だが、羽理が好きな猫のシルエットや肉球をふんだんにデザインへ取り入れたそれらの指輪は、仕上がりまでに、あと数週間は優にかかる。
「前々から思ってたんだがな、それが出来るまでの期間、俺はお前をフリーだなんて思わせたくねぇんだよ!」
「へ?」
「俺もお前だけのモンだって目印を付けてぇ。買ったら即刻その場でして帰れるペアリング、今から見に行くぞ! 家と一緒で発注してんのが出来るまでの仮措置だ!」
「あの、でも……大葉」
「ちゃんとしたのが届いたらトレードすりゃいいだけの話だろ。つべこべ言うな」
なおもモニャモニャ言い募る羽理を強引に従えて、大葉はマンションを飛び出した。
***
「――ってことがあったの」
羽理と大葉の左手薬指に光る、〝結婚指輪ですか?〟というシンプルなペアリングを目ざとく見つけた法忍仁子から、「ちょっと羽理! それ、部長とお揃いだよね? 詳しく聞かせなさい!」とニヤニヤしながら言われて、羽理は観念して昨日あった出来事を語った。

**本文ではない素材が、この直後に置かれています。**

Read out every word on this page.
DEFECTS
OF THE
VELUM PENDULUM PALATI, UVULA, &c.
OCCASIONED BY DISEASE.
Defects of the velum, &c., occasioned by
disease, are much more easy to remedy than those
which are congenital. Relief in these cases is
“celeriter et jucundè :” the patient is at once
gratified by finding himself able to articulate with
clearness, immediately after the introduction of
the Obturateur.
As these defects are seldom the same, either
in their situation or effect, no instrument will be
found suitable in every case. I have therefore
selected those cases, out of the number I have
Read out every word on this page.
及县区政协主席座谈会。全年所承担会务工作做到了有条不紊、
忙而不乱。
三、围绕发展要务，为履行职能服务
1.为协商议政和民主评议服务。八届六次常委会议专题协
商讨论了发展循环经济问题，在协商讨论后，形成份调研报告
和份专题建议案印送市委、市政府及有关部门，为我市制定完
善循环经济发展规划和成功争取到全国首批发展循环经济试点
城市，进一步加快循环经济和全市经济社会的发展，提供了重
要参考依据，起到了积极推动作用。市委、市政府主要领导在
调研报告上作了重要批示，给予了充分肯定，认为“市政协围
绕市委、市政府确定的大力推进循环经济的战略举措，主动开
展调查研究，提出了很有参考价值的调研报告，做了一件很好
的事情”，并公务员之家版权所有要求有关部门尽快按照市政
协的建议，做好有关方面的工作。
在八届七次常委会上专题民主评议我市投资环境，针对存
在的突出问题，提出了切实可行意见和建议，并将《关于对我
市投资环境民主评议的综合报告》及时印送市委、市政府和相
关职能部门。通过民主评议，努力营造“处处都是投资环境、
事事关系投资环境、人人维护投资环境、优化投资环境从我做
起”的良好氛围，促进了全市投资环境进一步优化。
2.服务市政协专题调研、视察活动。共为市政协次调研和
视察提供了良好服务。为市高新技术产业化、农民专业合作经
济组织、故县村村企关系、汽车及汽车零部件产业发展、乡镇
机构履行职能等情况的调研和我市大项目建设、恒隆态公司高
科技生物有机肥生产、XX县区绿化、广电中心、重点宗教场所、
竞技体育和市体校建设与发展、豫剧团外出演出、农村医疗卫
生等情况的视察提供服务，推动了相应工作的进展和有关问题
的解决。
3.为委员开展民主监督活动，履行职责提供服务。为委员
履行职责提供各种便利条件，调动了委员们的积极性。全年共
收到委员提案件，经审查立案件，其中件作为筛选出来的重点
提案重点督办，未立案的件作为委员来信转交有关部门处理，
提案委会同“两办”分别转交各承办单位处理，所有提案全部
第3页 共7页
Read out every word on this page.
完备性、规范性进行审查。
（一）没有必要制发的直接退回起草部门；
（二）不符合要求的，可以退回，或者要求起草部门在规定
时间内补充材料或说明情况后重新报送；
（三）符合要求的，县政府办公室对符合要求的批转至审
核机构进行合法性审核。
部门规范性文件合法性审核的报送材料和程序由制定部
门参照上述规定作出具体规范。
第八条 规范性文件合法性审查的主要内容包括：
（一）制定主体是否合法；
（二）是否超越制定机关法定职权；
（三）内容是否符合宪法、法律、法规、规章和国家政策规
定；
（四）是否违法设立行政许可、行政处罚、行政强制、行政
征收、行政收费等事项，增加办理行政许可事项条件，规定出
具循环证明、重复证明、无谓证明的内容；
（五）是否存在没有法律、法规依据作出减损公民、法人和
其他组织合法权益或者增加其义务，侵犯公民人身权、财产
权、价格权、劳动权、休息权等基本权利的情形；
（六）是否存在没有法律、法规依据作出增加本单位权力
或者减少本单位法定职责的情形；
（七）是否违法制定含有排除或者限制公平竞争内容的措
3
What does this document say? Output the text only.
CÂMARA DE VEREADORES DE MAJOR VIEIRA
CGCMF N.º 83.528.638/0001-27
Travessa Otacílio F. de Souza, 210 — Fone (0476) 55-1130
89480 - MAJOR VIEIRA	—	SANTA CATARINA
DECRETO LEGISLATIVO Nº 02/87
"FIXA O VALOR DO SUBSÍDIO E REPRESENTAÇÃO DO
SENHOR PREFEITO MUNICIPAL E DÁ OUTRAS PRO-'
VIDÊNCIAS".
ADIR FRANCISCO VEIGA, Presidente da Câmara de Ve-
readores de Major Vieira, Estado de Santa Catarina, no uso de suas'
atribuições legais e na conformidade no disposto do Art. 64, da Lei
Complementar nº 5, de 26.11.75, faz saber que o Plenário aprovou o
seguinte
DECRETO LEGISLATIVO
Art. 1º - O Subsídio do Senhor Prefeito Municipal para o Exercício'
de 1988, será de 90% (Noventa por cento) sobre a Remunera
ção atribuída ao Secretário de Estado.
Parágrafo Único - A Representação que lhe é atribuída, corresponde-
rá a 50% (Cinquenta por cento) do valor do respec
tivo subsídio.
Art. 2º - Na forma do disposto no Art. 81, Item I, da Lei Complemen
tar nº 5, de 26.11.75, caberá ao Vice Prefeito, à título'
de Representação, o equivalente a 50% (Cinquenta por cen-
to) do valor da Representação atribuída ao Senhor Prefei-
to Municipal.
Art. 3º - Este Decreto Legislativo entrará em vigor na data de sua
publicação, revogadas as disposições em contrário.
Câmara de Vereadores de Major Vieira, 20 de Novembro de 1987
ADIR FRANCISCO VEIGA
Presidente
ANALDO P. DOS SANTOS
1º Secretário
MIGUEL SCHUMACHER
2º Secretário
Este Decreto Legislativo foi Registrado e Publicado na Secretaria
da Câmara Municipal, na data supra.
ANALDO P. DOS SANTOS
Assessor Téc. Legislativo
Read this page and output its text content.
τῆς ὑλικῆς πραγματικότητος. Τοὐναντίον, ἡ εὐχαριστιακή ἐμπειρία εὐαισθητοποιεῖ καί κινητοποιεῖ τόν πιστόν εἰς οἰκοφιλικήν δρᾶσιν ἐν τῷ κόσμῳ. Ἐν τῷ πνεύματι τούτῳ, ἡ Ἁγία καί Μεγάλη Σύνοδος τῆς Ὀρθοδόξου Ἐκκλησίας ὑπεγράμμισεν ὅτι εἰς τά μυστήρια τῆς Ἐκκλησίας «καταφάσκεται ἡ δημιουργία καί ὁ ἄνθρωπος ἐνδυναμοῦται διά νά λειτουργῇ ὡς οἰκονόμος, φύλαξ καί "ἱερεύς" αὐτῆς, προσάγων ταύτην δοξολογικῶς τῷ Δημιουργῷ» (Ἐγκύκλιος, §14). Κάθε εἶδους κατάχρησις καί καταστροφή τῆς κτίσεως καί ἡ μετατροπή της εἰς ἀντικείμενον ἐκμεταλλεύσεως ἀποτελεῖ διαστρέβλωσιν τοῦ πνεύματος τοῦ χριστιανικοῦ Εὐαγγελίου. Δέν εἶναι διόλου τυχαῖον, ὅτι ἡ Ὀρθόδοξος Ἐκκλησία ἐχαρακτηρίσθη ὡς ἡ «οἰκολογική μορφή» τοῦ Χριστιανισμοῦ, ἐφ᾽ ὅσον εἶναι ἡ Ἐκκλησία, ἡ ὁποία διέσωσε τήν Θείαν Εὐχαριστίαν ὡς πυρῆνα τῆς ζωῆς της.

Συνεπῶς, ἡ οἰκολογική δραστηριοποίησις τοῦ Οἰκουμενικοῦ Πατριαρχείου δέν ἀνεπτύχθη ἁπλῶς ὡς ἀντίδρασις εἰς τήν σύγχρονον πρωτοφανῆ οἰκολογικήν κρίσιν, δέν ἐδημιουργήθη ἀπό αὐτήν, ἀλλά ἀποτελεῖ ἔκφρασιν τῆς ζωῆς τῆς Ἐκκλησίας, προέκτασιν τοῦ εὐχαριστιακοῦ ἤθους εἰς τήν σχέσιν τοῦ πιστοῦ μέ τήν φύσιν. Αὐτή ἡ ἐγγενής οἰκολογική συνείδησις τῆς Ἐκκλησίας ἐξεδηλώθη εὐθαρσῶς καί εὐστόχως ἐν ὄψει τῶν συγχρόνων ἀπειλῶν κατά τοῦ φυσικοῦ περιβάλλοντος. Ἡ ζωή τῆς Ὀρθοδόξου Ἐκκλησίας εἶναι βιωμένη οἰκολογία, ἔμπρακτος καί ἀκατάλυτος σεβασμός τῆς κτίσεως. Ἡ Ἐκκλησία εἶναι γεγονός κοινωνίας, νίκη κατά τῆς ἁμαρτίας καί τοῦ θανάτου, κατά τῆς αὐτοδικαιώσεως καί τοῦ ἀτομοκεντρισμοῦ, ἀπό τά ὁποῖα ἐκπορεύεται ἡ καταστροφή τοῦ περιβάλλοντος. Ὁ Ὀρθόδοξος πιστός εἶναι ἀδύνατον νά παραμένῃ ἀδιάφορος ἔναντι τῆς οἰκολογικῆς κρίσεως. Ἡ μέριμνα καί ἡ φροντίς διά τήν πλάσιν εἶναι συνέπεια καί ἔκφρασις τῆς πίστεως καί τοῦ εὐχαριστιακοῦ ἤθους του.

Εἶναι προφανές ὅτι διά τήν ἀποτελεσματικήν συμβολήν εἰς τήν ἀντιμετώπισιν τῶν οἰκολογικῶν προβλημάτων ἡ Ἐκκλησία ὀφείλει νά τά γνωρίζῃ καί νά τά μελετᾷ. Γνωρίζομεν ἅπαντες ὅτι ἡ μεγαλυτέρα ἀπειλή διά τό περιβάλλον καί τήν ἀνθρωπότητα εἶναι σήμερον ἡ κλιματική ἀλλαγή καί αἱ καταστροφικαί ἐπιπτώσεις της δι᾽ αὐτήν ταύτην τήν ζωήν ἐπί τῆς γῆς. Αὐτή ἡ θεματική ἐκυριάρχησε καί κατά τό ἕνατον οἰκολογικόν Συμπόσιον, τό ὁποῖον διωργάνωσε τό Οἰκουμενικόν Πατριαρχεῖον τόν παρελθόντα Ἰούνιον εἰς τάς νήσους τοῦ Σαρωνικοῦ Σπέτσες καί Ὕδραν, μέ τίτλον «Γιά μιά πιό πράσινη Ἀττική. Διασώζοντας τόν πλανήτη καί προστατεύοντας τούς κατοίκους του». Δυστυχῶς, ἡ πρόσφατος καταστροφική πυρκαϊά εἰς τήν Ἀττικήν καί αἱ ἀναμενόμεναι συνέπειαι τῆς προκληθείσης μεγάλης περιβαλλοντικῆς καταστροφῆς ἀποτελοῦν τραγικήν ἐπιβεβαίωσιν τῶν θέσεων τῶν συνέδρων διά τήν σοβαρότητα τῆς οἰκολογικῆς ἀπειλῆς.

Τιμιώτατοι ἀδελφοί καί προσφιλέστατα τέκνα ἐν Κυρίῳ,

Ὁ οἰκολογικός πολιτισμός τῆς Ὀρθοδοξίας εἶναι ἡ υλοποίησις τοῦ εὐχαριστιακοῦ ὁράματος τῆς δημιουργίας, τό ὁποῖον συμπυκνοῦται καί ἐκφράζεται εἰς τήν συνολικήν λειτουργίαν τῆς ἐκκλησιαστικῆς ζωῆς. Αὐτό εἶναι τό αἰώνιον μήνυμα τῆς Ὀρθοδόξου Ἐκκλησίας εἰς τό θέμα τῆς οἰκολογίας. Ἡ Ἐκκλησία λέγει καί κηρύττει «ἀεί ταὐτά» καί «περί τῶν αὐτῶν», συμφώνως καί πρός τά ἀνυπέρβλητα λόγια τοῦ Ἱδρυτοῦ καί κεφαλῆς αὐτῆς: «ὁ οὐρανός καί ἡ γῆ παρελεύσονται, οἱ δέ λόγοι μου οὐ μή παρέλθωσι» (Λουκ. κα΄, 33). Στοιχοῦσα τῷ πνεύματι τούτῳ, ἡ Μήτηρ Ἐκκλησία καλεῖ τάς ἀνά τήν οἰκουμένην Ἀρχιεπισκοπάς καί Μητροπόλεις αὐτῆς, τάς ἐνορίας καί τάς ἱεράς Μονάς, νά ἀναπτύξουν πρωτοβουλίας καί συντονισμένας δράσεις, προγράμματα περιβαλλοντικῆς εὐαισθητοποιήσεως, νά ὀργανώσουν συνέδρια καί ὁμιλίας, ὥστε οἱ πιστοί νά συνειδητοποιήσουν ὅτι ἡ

いきなり、ちゃんとした指輪たちが出来るまでの間を繋ぐ、仮初のペアリングを買いに行くぞと騒ぎ始めた大葉に、仮ならシルバーでいいと言い張った羽理だったのだけれど。「そんな安っぽいのじゃ信憑性に欠けるだろーが!」と大葉がごねて、プラチナにすると主張した。
それを何とかお互いに歩み寄る形で24Kゴールド(18Kと24Kでまた揉めて、結局羽理が折れた)にしたのだが、それにしたってペアで十万円以上近くしたのを思うと、とても仮のものだと思えなくて羽理はとっても困っている。